Something was buzzing in Staten Island's Tottenville neighborhood yesterday morning, and it had nothing to do with gossip.

A hummer of a swarm of bees -- at least 40,000 of them -- overwhelmed the backyard of 257 Barnard Ave. at about 11 a.m.

STI Bees
©Michael Oates/Staten Island Advance

"All I heard was heavy buzzing, and when I went outside I saw thousands of bees circling my backyard," said Rose Cahill, whose home was the focus of the unwelcome guests. "I was just saying to myself, 'Well, what the hell do I do now?' "

Apparently, finding someone who can tackle large numbers of bees isn't so easy.

"We called 311 and they told us that since it was not public property, they would have the bees removed within 30 days," she said.

Mrs. Cahill and her neighbor, Maureen Dishuk, kept calling -- 911, the Parks Department, Animal Care and Control, various exterminators, the Staten Island Chamber of Commerce, the Staten Island Zoo, and then, finally, the Borough President's office, who put them on to a beekeeper.

"The amount of swarms this year is amazing, they really are booming," said beekeeper Chester (Chet) Crowl of Westerleigh. "But this is good for the general population -- even if it can be annoying -- the honeybee is responsible for pollinating over 80 percent of the fruits and vegetables we eat."

Bee swarms are nothing new to Crowl, but the recent surge has been something of a surprise, he said.

Two weeks ago, he was called to remove a swarm of bees in the middle of the Kmart shopping plaza in New Springville.

"In my entire life, I have never seen so many bees swarm in such a short amount of time," said Crowl. "I'm up to, like, 16 or 17 swarms this year."

He noted that swarms looking for new territory tend to occur in May and June, so "be ready for at least another month of it."

As for Mrs. Cahill, Crowl said, "With that size swarm, she is looking at easily 40,000 bees all at once, and they're all females."

"What happens is, during the early summer months, the hives get overpopulated, so the queen bee leaves," he said. "The queen bee must have gotten tired and decided to stay in (Mrs. Cahill's) backyard."

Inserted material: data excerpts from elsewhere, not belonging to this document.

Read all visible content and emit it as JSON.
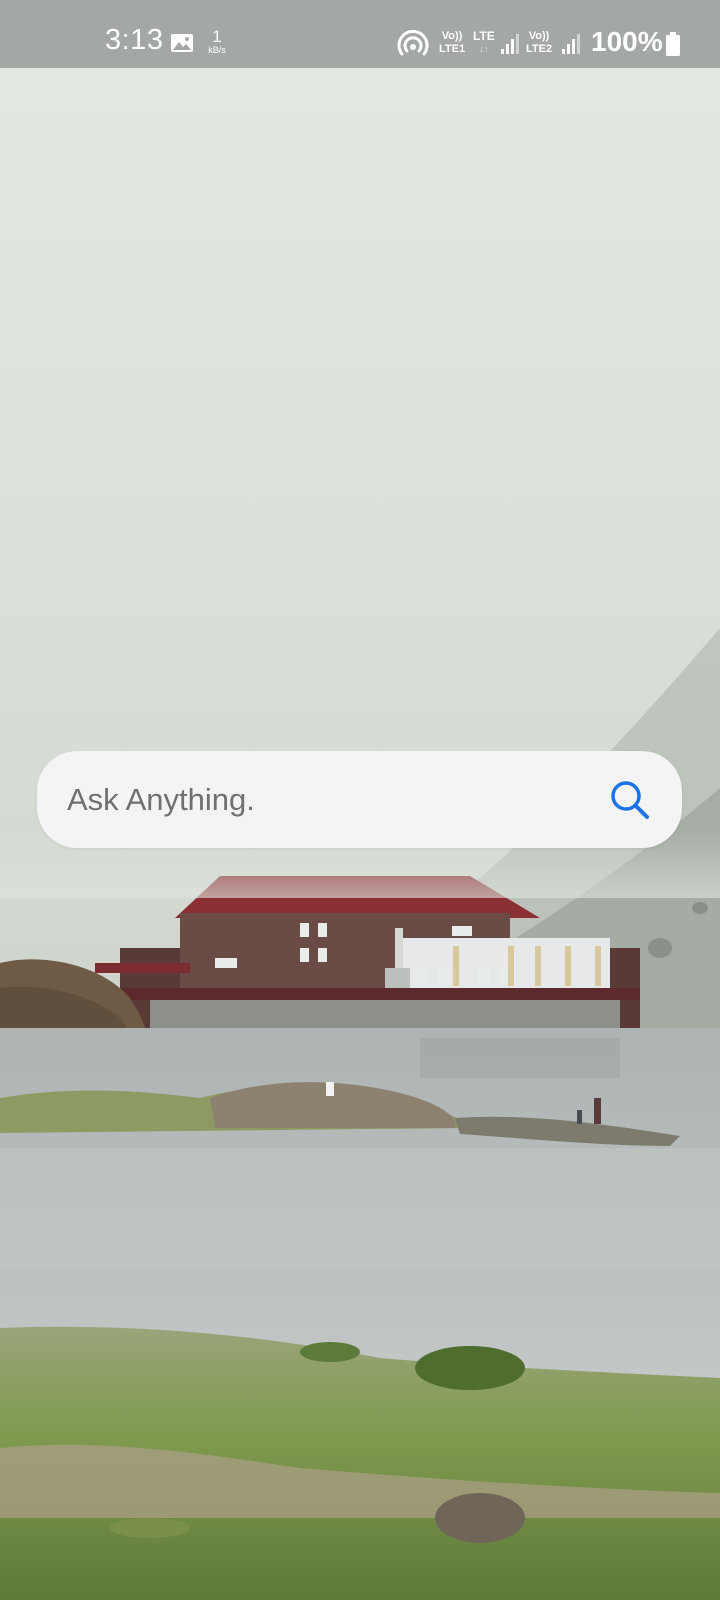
{
  "status_bar": {
    "time": "3:13",
    "net_speed_value": "1",
    "net_speed_unit": "kB/s",
    "sim1_volte_top": "Vo))",
    "sim1_volte_bottom": "LTE1",
    "lte_label": "LTE",
    "lte_arrows": "↓↑",
    "sim2_volte_top": "Vo))",
    "sim2_volte_bottom": "LTE2",
    "battery_percent": "100%",
    "icons": [
      "gallery-notification-icon",
      "hotspot-icon",
      "signal-sim1-icon",
      "signal-sim2-icon",
      "battery-icon"
    ]
  },
  "search": {
    "placeholder": "Ask Anything.",
    "value": "",
    "icon": "search-icon",
    "icon_color": "#1a73e8"
  },
  "wallpaper": {
    "subject": "lakeside-lodge-in-fog"
  }
}
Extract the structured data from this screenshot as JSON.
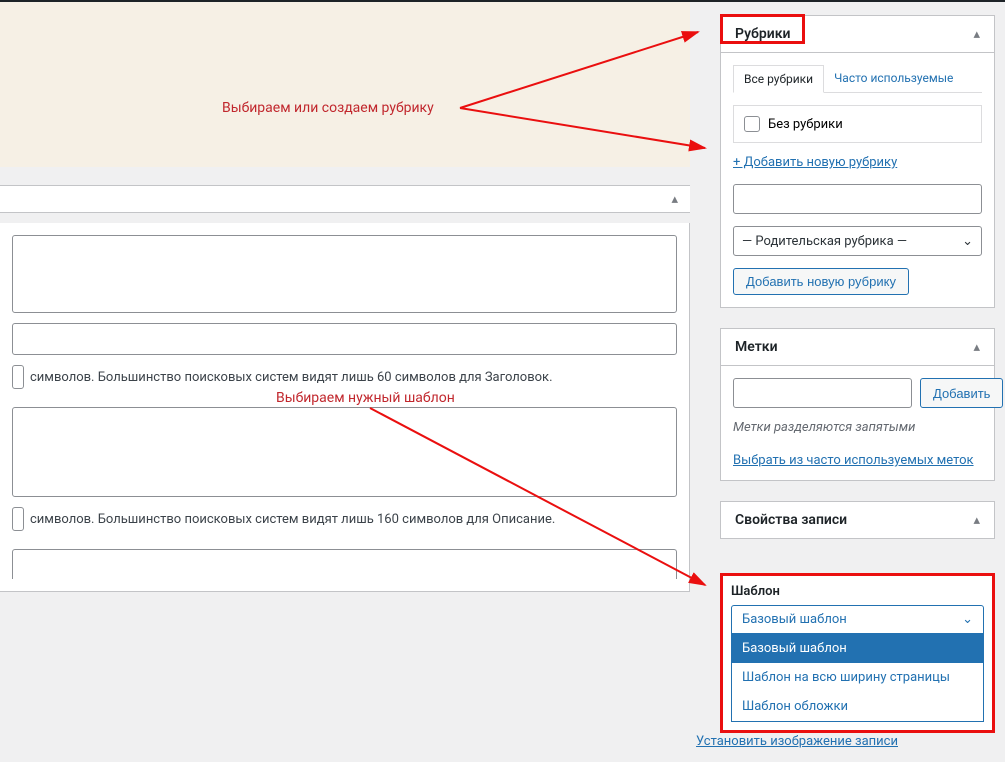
{
  "annotations": {
    "pick_create_rubric": "Выбираем или создаем рубрику",
    "pick_template": "Выбираем нужный шаблон"
  },
  "rubrics": {
    "title": "Рубрики",
    "tab_all": "Все рубрики",
    "tab_freq": "Часто используемые",
    "no_rubric": "Без рубрики",
    "add_new_link": "+ Добавить новую рубрику",
    "parent_placeholder": "— Родительская рубрика —",
    "add_btn": "Добавить новую рубрику"
  },
  "tags": {
    "title": "Метки",
    "add_btn": "Добавить",
    "hint": "Метки разделяются запятыми",
    "freq_link": "Выбрать из часто используемых меток"
  },
  "post_props": {
    "title": "Свойства записи"
  },
  "template": {
    "label": "Шаблон",
    "selected": "Базовый шаблон",
    "options": [
      "Базовый шаблон",
      "Шаблон на всю ширину страницы",
      "Шаблон обложки"
    ]
  },
  "featured_image": "Установить изображение записи",
  "hints": {
    "title_hint": "символов. Большинство поисковых систем видят лишь 60 символов для Заголовок.",
    "desc_hint": "символов. Большинство поисковых систем видят лишь 160 символов для Описание."
  }
}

By around 6 p.m. the swarm had broken up and bees sailed through the air behind Mrs. Cahill's house, an intimidating sight. But about 15 minutes later, they regrouped as a swarm and left her yard.

"What happened is, the scout bees found a new place to live," said Crowl. "They probably found a hollow tree to nest in, and now . . . it's someone else's problem.

His advice to anyone who finds a bee swarm on his or her property: "Absolutely leave it alone."

"Leave it alone, and never spray it with water," he warned. "It will only make them really angry and will scatter them around the entire neighborhood. Call a professional."